Singapore can’t wait around for a vaccine to reopen travel

Ong Ye Kung, the minister of Transport for Singapore explained that his country can’t wait around for a vaccine.

Ong Ye Kung MP is served as the Minister for Transport since 27 July 2020. He also served as the Minister of Education from 1 October 2015 to 26 July 2020.

Singapore has no domestic travel market, visitors are arriving through international flights, and the country has to reopen.

The coronavirus pandemic has hit the global aviation industry hard, as many countries shut their borders and restricted travel to slow the virus spread. Singapore has not been spared either and is pulling out all the stops to revive its crucial airline industry.

For a small country like Singapore, the aviation sector needs “all these connections in order to be economically viable,” Ong Ye Kung, the transport minister told local media.

ASEN Member country Singapore has set up bilateral arrangements with several countries to allow business travel, including China, South Korea and Malaysia.

While those “reciprocal green lane” arrangements for corporate travelers keep “essential business dealings going, they’re still quite restrictive and may not help to revive Singapore’s aviation sector, Ong said.

Instead, general travel must resume, said the minister.
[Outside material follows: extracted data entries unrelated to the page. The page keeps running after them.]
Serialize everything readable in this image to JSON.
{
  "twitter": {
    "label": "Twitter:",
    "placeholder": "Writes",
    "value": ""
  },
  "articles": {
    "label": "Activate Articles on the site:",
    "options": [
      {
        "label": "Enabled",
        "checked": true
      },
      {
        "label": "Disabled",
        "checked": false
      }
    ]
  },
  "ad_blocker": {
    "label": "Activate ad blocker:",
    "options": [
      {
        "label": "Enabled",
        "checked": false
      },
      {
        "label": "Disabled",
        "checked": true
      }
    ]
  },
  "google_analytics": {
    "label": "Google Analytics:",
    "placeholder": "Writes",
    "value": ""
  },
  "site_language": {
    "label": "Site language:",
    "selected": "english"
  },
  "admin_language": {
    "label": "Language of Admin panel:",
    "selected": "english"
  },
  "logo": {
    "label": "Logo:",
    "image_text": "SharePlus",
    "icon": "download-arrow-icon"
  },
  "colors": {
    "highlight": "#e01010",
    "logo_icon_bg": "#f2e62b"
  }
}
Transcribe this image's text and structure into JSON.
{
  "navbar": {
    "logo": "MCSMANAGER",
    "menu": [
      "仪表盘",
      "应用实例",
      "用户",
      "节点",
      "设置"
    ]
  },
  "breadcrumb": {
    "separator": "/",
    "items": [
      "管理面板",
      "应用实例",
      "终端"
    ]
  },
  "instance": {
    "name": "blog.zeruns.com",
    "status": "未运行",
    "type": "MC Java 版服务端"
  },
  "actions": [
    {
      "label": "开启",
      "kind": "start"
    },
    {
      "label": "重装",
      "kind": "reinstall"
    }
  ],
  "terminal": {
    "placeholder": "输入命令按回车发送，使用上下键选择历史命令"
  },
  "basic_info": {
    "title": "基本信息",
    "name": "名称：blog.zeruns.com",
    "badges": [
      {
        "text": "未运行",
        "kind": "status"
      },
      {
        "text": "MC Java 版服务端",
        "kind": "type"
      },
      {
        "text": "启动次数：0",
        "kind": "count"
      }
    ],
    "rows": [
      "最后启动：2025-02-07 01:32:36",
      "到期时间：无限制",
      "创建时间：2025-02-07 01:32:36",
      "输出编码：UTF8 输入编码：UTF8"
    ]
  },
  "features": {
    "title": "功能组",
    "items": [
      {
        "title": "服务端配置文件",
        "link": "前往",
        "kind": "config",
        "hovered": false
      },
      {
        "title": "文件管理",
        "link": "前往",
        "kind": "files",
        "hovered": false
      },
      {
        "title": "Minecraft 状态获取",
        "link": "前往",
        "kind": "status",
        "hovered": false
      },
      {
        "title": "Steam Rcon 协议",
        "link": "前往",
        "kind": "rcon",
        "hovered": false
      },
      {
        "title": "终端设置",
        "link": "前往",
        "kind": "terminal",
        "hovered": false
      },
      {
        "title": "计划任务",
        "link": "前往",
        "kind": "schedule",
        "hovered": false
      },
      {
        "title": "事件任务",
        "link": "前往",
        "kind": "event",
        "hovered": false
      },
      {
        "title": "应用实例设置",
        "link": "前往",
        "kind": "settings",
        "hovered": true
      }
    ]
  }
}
He added that Singapore is working to establish so-called “travel bubbles” with countries that have kept their Covid-19 outbreak under control.

The minister declined to reveal the countries that Singapore is in talks with to set up these travel bubbles. But he said China, Vietnam and Brunei are among those that have similar or better risk profiles compared to Singapore.

Such countries accounted for around 42% of Singapore’s air passenger volume before the pandemic Currently, Singapore’s Changi Airport is serving just 1.5% of its usual passenger volume.

He explained that countries considered “safe” can be treated as “one single quarantine area” with Singapore. That means that people from those countries may not have to apply for permission to travel within the bubble, but maybe tested upon arrival as a precaution, he said.

Singapore should also “actively explore” lifting border restrictions for travelers from countries of higher risks of transmission, said Ong. But for such countries, quarantine requirements will likely deter travel even if borders are open.

The minister named three measures that, collectively, could replace a quarantine upon arrival:

  • A protocol of repeated testing. That means testing travelers before their departure, upon arrival, and on specific days during their travel;
  • Control the venues that such travelers can go to;
  • Robust contact tracing to quickly identify people who may be infected.